Маленького Утемиш-Гирея с берегиней его Суюнбекой, вывезли под охраной дружинников князя Серебряного. Поезд был длинен и богат. Вместе с малолетним ханом выехал весь его двор. Суюнбека же взяла только жриц и дев-воинов – свою личную охрану. На Казани оставили Шиг-Алея, который быстро расправился и с хранителем казанного коша Кощеем и с его ближними воеводами. Пригласил на пир, да и перебил. Возмутил ордынцев до нельзя. Иван Васильевич его отозвал, но на смену ему вообще назначил даже не нового хана, а наместника, князя Микулинского. Этого Орда вытерпеть не могла и подняла бунчук неповиновения, что и требовалось далеко видевшему вперед государю. Повод для похода на Казань, для усмирения непокорных, был получен. Гордые, но не дальновидные воинские вожди, главы медвежьих родов, слабо понимали в тонкостях дипломатии и выкрутасах Ангелов. Потому и не правили никогда, кроме как в бою или в походе. Волкодавы, давно рвущиеся с цепи, были спущены царской рукой.

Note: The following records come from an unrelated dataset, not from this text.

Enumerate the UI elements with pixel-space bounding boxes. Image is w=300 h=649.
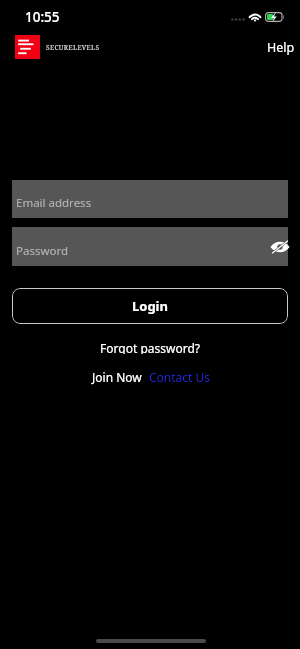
staticText: Password xyxy=(16,243,69,259)
button[interactable]: Forgot password? xyxy=(94,338,207,356)
staticText: Contact Us xyxy=(149,369,211,385)
button[interactable]: Show password xyxy=(267,234,293,260)
staticText: 10:55 xyxy=(25,8,60,26)
staticText: Email address xyxy=(16,195,92,211)
button[interactable]: Password xyxy=(12,227,288,266)
button[interactable]: Help xyxy=(263,36,299,59)
button[interactable]: Contact Us xyxy=(149,369,211,385)
staticText: Join Now xyxy=(92,369,142,385)
button[interactable]: Email address xyxy=(12,180,288,218)
staticText: SECURELEVELS xyxy=(46,43,100,52)
staticText: Forgot password? xyxy=(100,340,201,354)
button[interactable]: Login xyxy=(12,288,288,324)
staticText: Help xyxy=(267,39,295,56)
staticText: Login xyxy=(132,297,168,315)
button[interactable]: SecureLevels xyxy=(15,35,100,59)
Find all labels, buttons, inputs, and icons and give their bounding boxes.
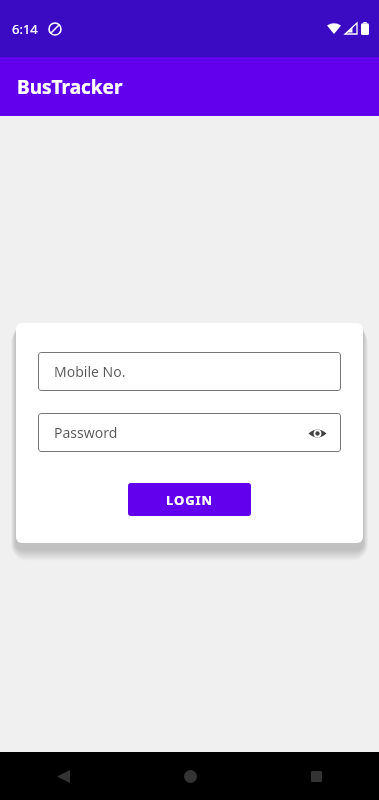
button[interactable]: Password [38, 413, 341, 452]
staticText: LOGIN [166, 491, 213, 509]
staticText: BusTracker [17, 74, 123, 100]
button[interactable]: Home [127, 752, 253, 800]
staticText: Password [54, 423, 118, 442]
button[interactable]: Toggle password visibility [305, 421, 329, 445]
staticText: Mobile No. [54, 362, 126, 381]
staticText: 6:14 [12, 20, 38, 38]
button[interactable]: Mobile No. [38, 352, 341, 391]
button[interactable]: Back [0, 752, 127, 800]
button[interactable]: Recent apps [253, 752, 379, 800]
button[interactable]: LOGIN [128, 483, 251, 516]
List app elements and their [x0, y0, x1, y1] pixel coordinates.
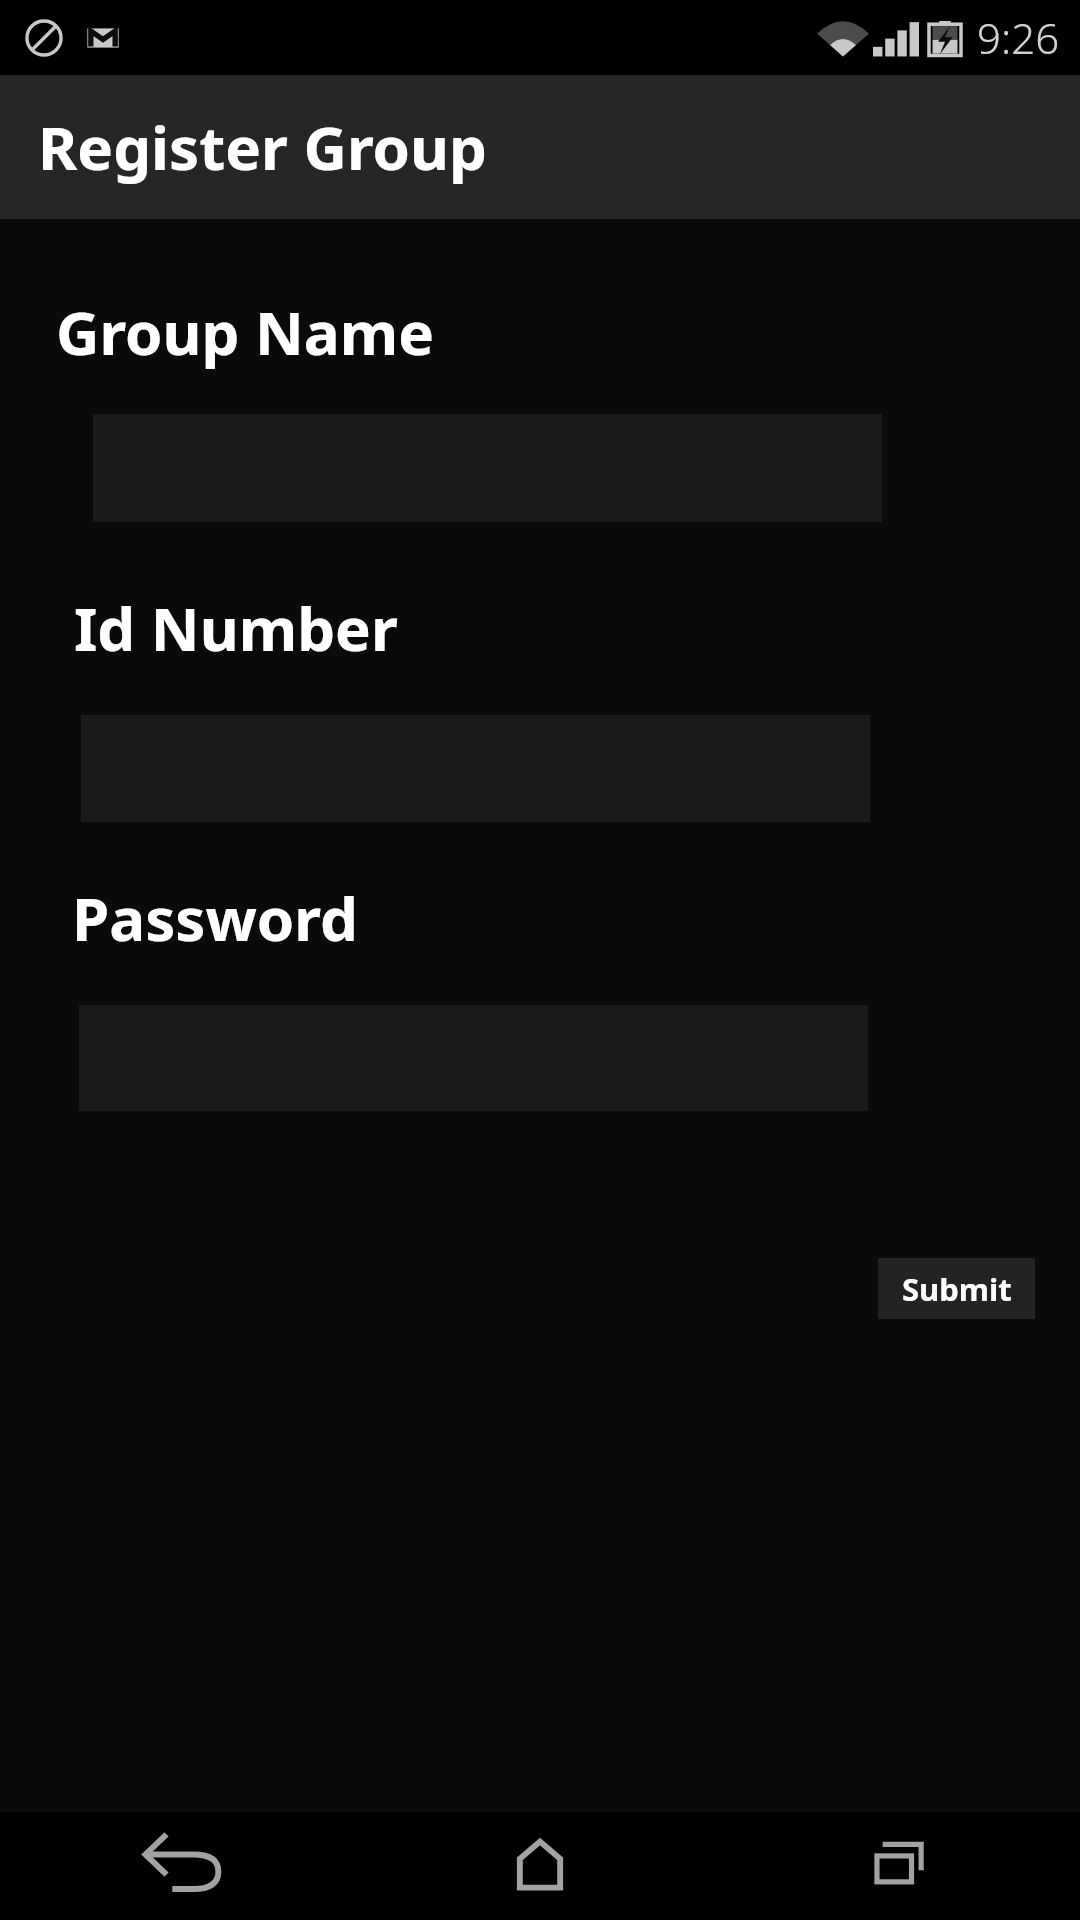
- button[interactable]: Home: [360, 1812, 720, 1920]
- staticText: 9:26: [977, 9, 1060, 66]
- button[interactable]: Submit: [878, 1258, 1035, 1319]
- button[interactable]: Recent apps: [720, 1812, 1080, 1920]
- staticText: Password: [72, 877, 358, 959]
- button[interactable]: Back: [0, 1812, 360, 1920]
- staticText: Group Name: [56, 291, 435, 373]
- staticText: Register Group: [38, 106, 487, 188]
- staticText: Submit: [902, 1268, 1012, 1310]
- staticText: Id Number: [74, 587, 398, 669]
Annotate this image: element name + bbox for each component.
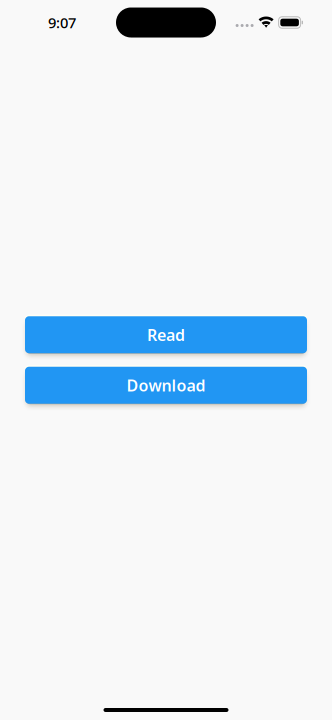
staticText: 9:07 [48,13,76,32]
staticText: Download [126,375,206,396]
button[interactable]: Read [25,316,307,353]
staticText: Read [147,324,185,345]
button[interactable]: Download [25,367,307,404]
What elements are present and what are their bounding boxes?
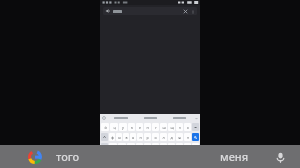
staticText: щ: [170, 125, 174, 130]
button[interactable]: ь: [160, 143, 167, 151]
button[interactable]: Backspace: [192, 123, 199, 131]
staticText: ц: [113, 125, 116, 130]
button[interactable]: е: [136, 123, 143, 131]
button[interactable]: Back: [105, 8, 111, 14]
staticText: р: [146, 135, 149, 140]
button[interactable]: а: [130, 133, 136, 141]
button[interactable]: [102, 116, 106, 120]
button[interactable]: р: [144, 133, 151, 141]
staticText: ж: [178, 135, 181, 140]
button[interactable]: м: [136, 143, 143, 151]
button[interactable]: ю: [176, 143, 183, 151]
button[interactable]: б: [168, 143, 175, 151]
button[interactable]: я: [109, 143, 117, 151]
button[interactable]: ?: [192, 143, 199, 151]
button[interactable]: з: [176, 123, 183, 131]
button[interactable]: л: [160, 133, 167, 141]
button[interactable]: ш: [160, 123, 167, 131]
staticText: ы: [118, 135, 121, 140]
button[interactable]: г: [152, 123, 159, 131]
staticText: у: [122, 125, 124, 130]
button[interactable]: меня: [200, 145, 300, 168]
staticText: г: [155, 125, 157, 130]
button[interactable]: в: [123, 133, 129, 141]
button[interactable]: ж: [176, 133, 183, 141]
staticText: о: [154, 135, 157, 140]
button[interactable]: и: [144, 143, 151, 151]
staticText: меня: [220, 149, 249, 164]
button[interactable]: More options: [190, 9, 195, 14]
button[interactable]: т: [152, 143, 159, 151]
button[interactable]: й: [101, 123, 109, 131]
button[interactable]: Clear: [183, 9, 188, 14]
button[interactable]: щ: [168, 123, 175, 131]
staticText: э: [187, 135, 189, 140]
button[interactable]: э: [184, 133, 191, 141]
staticText: того: [56, 149, 80, 164]
staticText: а: [132, 135, 134, 140]
button[interactable]: того: [0, 145, 100, 168]
button[interactable]: Back: [103, 7, 197, 15]
staticText: е: [139, 125, 141, 130]
staticText: н: [146, 125, 149, 130]
button[interactable]: [136, 114, 165, 122]
button[interactable]: .: [184, 143, 191, 151]
button[interactable]: н: [144, 123, 151, 131]
button[interactable]: Expand suggestions: [194, 116, 198, 120]
staticText: ш: [162, 125, 166, 130]
button[interactable]: д: [168, 133, 175, 141]
button[interactable]: [106, 114, 136, 122]
button[interactable]: о: [152, 133, 159, 141]
staticText: з: [179, 125, 181, 130]
button[interactable]: Shift: [101, 133, 108, 141]
button[interactable]: к: [128, 123, 135, 131]
staticText: в: [125, 135, 128, 140]
button[interactable]: [165, 114, 194, 122]
button[interactable]: Voice search: [272, 149, 288, 165]
button[interactable]: у: [119, 123, 127, 131]
button[interactable]: с: [127, 143, 135, 151]
staticText: л: [162, 135, 165, 140]
button[interactable]: ф: [109, 133, 115, 141]
button[interactable]: ч: [118, 143, 126, 151]
staticText: п: [139, 135, 142, 140]
button[interactable]: х: [184, 123, 191, 131]
staticText: ф: [111, 135, 114, 140]
button[interactable]: ы: [116, 133, 122, 141]
button[interactable]: ц: [110, 123, 118, 131]
staticText: к: [131, 125, 133, 130]
staticText: д: [170, 135, 173, 140]
button[interactable]: Shift: [101, 143, 108, 151]
staticText: й: [104, 125, 107, 130]
button[interactable]: п: [137, 133, 143, 141]
button[interactable]: Search: [192, 133, 199, 141]
staticText: х: [187, 125, 189, 130]
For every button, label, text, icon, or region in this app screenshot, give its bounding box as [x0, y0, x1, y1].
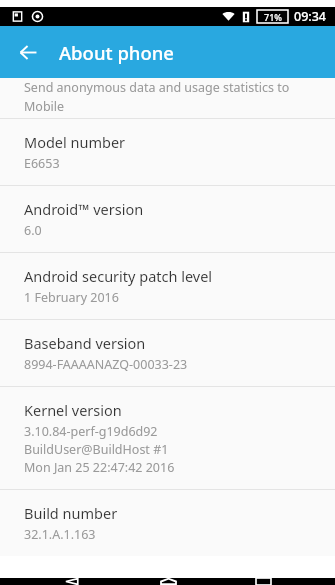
button[interactable]: Baseband version	[0, 320, 335, 386]
staticText: Android™ version	[24, 199, 144, 219]
staticText: 09:34	[294, 8, 327, 25]
button[interactable]: Back	[10, 34, 46, 70]
staticText: 3.10.84-perf-g19d6d92	[24, 423, 158, 440]
staticText: BuildUser@BuildHost #1	[24, 441, 169, 458]
staticText: Build number	[24, 503, 118, 523]
staticText: Mon Jan 25 22:47:42 2016	[24, 459, 175, 476]
button[interactable]: Kernel version	[0, 387, 335, 489]
staticText: 71%	[264, 11, 282, 23]
button[interactable]: Back	[49, 578, 95, 585]
staticText: 32.1.A.1.163	[24, 526, 96, 543]
staticText: 8994-FAAAANAZQ-00033-23	[24, 356, 188, 373]
button[interactable]: Android security patch level	[0, 253, 335, 319]
staticText: 1 February 2016	[24, 289, 119, 306]
staticText: Model number	[24, 132, 126, 152]
staticText: About phone	[59, 40, 174, 65]
button[interactable]: Recent apps	[240, 578, 286, 585]
staticText: Android security patch level	[24, 266, 213, 286]
staticText: Kernel version	[24, 400, 122, 420]
button[interactable]: Model number	[0, 119, 335, 185]
staticText: 6.0	[24, 222, 42, 239]
staticText: Mobile	[24, 98, 65, 115]
button[interactable]: Android™ version	[0, 186, 335, 252]
staticText: Send anonymous data and usage statistics…	[24, 79, 319, 96]
staticText: Baseband version	[24, 333, 146, 353]
staticText: E6653	[24, 155, 60, 172]
button[interactable]: Build number	[0, 490, 335, 556]
button[interactable]: Home	[145, 578, 191, 585]
button[interactable]: Send anonymous data and usage statistics…	[0, 78, 335, 118]
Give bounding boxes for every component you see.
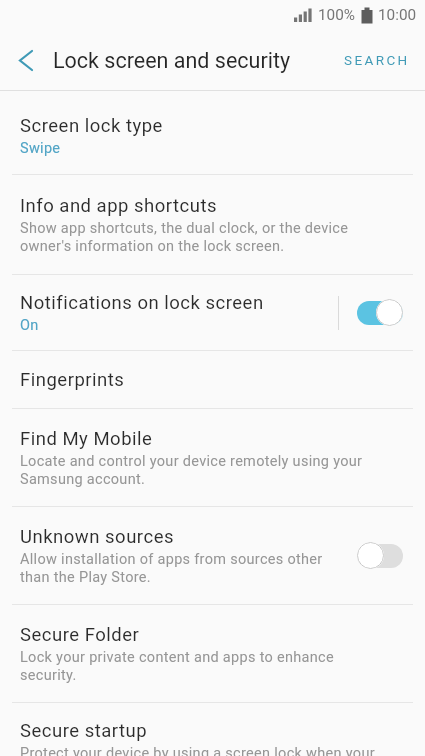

Суюнбека приехала в Москву разместилась с малюткой сыном на ханском дворе рядом с Чудовым монастырем, оставшимся еще от ханши Тайдулы. Через мост над сухим руслом Неглинки, отведенной вкруг холмов Кремлевского и Боровицкого и превратившим два холма в один холм Боровицкий, через этот старый мост, в полете стрелы от ее крыльца, было крыльцо царского терема. Ближе к вечеру на этом крыльце появилась женская фигура, закутавшаяся в длинный плащ с капюшоном, темно-зеленого цвета, что позволяло ей слиться с наступавшей темнотой. Фигура юркнула со ступеней и, мгновенно растворившись в сумерках, пропала, только скрип ступеней ханского дома позволил догадаться, что она ступила на крыльцо пристанища Суюнбеки. Затем тихо скрипнула дверь, ведущая в терем ханши, и фигура пропала, как и не было.
Суюнбека красивая, молодая берегиня ханского рода Гиреев сидела на низкой кушетке, устланной мягкими шелковистыми шкурами, раздумывая, хорошо или плохо, что их с сыном привезли сюда, в Святой город Богородицы. Гостья появилась, неожиданно прервав ее мысли.
– Здрава будь, Суюнбека, – тихо сказала гостья, скидывая с головы капюшон и открывая лицо.
– Здрава будь, Малка, – ответила Суюнбека, узнав в пришедшей берегиню Великого князя Руси, – Зачем пожаловала, что на хвосте принесла?